Intervention de Sabine Rubin

Séance en hémicycle du jeudi 23 juillet 2020 à 15h00
Règlement du budget et approbation des comptes de l'année 2019 — Discussion générale

Photo issue du site de l'Assemblée nationale ou de WikipediaSabine Rubin :

Il y a environ un an, ici-même, j'évoquais, à propos de la loi de règlement, une étonnante continuité dans la pratique du pouvoir, malgré les gouvernements successifs – ce fameux jour sans fin où les majorités passent, les visages changent, mais où une politique demeure : celle de l'austérité et de la baisse des dépenses publiques. Hélas, l'exercice budgétaire 2019, qui nous préoccupe pour la troisième fois, ne déroge pas à la règle.

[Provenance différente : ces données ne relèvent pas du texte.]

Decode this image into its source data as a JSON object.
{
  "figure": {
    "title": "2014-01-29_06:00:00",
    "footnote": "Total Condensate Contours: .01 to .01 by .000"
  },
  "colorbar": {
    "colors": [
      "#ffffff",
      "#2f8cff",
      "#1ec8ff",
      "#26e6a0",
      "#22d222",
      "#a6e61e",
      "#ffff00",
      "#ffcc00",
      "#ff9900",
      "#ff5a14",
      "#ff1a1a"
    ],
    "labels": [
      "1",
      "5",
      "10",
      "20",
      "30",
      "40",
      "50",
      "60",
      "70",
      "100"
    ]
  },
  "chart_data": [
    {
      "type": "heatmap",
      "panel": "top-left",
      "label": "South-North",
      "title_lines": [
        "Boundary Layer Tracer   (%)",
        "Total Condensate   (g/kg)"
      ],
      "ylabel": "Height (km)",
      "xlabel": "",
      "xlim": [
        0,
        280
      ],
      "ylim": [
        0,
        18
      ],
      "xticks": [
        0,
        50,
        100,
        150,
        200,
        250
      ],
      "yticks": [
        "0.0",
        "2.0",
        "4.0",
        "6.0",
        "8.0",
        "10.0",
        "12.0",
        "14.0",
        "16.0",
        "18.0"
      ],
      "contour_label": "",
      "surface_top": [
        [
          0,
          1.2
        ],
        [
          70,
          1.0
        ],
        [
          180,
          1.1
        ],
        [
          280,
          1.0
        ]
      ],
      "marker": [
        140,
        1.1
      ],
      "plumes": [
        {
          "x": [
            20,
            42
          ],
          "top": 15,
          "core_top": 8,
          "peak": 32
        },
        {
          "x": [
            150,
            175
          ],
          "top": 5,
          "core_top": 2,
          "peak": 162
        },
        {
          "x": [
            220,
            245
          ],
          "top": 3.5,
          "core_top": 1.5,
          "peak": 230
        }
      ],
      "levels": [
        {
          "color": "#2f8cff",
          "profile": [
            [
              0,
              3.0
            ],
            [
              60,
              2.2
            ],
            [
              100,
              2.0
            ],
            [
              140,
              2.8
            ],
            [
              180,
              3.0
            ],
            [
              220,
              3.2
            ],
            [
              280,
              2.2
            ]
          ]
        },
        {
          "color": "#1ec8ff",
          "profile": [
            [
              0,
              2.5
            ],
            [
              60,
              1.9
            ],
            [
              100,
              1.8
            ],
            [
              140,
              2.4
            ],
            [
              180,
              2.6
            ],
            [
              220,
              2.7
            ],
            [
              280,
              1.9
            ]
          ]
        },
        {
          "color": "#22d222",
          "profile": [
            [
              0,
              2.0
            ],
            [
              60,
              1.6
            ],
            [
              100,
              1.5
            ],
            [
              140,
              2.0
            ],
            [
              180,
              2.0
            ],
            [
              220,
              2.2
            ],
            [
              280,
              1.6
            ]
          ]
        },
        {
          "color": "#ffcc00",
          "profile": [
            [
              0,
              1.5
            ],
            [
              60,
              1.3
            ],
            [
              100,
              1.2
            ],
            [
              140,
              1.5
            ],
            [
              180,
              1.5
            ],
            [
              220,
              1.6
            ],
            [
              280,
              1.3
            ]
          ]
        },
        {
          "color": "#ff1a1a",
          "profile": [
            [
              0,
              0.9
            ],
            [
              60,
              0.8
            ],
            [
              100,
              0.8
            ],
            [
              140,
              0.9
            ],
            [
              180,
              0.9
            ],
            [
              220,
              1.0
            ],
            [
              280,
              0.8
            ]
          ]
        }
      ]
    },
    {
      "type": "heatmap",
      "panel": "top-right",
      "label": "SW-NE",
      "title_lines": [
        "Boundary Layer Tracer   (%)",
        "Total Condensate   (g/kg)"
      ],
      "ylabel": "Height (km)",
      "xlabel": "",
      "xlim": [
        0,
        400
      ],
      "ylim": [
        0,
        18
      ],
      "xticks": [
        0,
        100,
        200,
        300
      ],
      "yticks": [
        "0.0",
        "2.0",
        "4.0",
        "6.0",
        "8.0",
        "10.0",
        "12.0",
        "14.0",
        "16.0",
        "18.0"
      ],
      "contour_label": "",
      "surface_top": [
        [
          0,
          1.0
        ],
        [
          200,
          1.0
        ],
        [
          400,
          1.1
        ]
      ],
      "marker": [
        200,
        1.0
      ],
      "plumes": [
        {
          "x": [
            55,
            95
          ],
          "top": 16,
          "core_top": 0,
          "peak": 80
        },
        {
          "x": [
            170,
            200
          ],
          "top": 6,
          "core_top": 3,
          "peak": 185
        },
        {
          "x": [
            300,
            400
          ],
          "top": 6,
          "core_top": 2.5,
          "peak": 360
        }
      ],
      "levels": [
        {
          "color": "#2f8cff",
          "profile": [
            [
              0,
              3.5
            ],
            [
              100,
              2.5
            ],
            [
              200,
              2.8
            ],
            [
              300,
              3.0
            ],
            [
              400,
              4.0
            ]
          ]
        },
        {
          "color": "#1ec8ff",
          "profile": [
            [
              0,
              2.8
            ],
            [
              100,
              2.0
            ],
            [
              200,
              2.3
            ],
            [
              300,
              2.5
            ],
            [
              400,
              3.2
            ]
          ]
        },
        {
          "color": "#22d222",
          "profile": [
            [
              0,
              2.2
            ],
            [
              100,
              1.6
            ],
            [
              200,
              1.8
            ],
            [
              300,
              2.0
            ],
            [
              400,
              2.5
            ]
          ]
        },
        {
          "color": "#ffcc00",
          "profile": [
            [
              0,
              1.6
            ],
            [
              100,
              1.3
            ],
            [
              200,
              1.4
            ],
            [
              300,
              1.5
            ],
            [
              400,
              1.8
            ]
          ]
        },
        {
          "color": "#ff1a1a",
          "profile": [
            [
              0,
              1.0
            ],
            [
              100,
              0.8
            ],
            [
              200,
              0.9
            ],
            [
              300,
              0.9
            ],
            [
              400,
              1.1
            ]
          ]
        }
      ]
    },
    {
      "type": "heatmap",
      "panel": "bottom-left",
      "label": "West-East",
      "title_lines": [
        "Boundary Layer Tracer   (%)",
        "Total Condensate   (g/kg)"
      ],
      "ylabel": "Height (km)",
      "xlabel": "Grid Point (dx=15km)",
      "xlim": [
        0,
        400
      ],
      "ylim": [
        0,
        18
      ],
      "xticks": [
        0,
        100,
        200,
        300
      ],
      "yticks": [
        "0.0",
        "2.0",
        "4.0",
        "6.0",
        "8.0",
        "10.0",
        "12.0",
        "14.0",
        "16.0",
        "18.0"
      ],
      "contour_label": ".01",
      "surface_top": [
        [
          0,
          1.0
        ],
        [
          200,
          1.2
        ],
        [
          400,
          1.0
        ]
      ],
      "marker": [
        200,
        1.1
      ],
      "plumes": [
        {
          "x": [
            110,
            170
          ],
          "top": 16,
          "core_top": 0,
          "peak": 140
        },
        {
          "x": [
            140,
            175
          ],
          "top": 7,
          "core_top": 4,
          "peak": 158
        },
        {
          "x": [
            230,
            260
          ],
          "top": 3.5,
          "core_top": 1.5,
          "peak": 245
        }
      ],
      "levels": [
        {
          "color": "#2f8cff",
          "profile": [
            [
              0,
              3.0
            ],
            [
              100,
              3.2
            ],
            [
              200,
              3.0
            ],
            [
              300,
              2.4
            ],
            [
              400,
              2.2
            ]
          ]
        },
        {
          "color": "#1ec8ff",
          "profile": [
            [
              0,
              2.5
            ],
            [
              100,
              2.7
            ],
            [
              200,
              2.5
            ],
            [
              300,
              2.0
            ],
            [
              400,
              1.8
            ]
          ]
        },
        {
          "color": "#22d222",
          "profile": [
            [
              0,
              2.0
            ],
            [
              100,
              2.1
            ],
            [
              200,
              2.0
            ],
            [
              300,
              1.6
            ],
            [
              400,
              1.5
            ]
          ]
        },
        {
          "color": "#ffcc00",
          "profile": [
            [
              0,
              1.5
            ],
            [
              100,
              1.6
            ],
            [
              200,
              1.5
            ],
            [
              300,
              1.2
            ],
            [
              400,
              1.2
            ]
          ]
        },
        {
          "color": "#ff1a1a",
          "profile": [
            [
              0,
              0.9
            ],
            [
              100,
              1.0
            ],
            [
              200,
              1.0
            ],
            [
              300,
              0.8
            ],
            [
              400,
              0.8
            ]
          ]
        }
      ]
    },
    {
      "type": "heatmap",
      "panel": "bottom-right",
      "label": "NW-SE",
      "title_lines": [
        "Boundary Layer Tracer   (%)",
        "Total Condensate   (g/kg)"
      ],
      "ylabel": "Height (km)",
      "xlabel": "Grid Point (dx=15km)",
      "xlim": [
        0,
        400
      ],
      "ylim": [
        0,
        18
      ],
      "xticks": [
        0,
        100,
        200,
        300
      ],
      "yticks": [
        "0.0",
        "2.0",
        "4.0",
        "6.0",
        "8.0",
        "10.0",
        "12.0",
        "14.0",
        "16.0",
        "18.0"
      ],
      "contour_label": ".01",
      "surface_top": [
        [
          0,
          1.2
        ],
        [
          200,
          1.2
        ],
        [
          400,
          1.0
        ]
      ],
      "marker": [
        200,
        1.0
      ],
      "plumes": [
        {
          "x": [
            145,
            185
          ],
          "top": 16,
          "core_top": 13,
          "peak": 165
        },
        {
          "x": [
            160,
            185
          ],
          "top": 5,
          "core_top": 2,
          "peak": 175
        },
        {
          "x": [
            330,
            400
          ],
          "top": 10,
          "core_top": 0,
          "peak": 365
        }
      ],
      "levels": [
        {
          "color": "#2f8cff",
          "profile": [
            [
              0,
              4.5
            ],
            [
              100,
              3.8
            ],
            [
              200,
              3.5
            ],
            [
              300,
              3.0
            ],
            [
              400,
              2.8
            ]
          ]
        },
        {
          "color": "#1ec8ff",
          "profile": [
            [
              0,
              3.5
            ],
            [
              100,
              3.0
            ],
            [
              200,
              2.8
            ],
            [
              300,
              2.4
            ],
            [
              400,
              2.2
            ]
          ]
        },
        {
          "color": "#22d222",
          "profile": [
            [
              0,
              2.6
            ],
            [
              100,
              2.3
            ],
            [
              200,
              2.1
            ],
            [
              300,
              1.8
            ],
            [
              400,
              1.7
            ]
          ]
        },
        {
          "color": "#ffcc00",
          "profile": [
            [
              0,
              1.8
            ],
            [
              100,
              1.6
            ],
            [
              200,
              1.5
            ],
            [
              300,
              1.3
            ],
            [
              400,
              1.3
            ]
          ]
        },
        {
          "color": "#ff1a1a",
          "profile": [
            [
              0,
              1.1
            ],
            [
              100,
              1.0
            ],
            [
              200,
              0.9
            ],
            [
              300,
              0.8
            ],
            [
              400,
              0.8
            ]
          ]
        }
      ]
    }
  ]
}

Depuis 2017, les dépenses publiques ont reculé de 78 milliards d'euros, et les collectivités territoriales ont vu leurs marges de manoeuvre budgétaires drastiquement limitées, au travers notamment des contrats de maîtrise. Pourtant, cette folle logique n'aura même pas permis d'assainir les comptes de la nation. La raison en est simple : la multiplication des cadeaux fiscaux et des niches fiscales, ainsi que, globalement, une politique fiscale outrageusement favorable aux plus grosses entreprises. Résultat : les recettes de l'État ne cessent d'être affaiblies, provoquant une hausse de 92 milliards d'euros de notre déficit public pour l'année 2019.

Certes, votre budget est sincère, mais il est économiquement erroné, en plus d'être politiquement décalé, voire dépassé, car il a été décidé alors que nous connaissions plusieurs crises exceptionnelles tant par leur durée que par leur ampleur. En janvier 2019, la protestation des gilets jaunes se poursuivait, relayée et amplifiée par celle des syndicats contre la réforme des retraites. Ces protestations auraient dû dicter un changement radical de trajectoire. Il n'en fut rien. Seule la crise du covid-19 vous contraint à prendre des mesures d'exception, qui auront des conséquences lourdes et durables sur nos économies.

Monsieur le ministre, chers collègues, ne voyez-vous pas que toutes ces crises, si diverses soient-elles, soulignent une même banqueroute : celle d'un modèle socio-économique vieillissant, hérité des années quatre-vingts et quatre-vingt-dix et fondé sur le démantèlement de nos services publics, l'aggravation des logiques de compétition et de rapine, l'exaltation d'une réussite individuelle poussée à son paroxysme ? N'entendez-vous pas que les mouvements sociaux témoignent d'une aspiration inverse, réclamant plus d'égalité et de justice ?

La crise du covid-19 ne vous dessille-t-elle pas les yeux face à l'importance de services publics de proximité, de solidarités concrètes et actives, et d'une sécurité sociale protectrice ? N'a-t-elle pas mis en lumière l'importance de la commune et, plus largement, des collectivités territoriales, qui ont pu, vaille que vaille, secourir, assister et accompagner nos concitoyens au plus fort de la crise ? En 2019, ces collectivités ont encore été fragilisées par la suppression de la taxe d'habitation. Depuis 2014, la baisse cumulée de la dotation globale de fonctionnement représente près de 50 millions d'euros.

Comment pouvez-vous donc vous féliciter d'un tel budget ? Le groupe de La France insoumise ne le peut pas, que ce soit en première lecture, en nouvelle lecture ou en lecture définitive.

Pour toutes les raisons évoquées précédemment, nous voterons contre le projet de loi de règlement, convaincus que seule une rupture franche avec l'orthodoxie libérale aurait été de nature à mieux préparer notre pays non seulement à la crise présente, mais à celle qui viendra inéluctablement.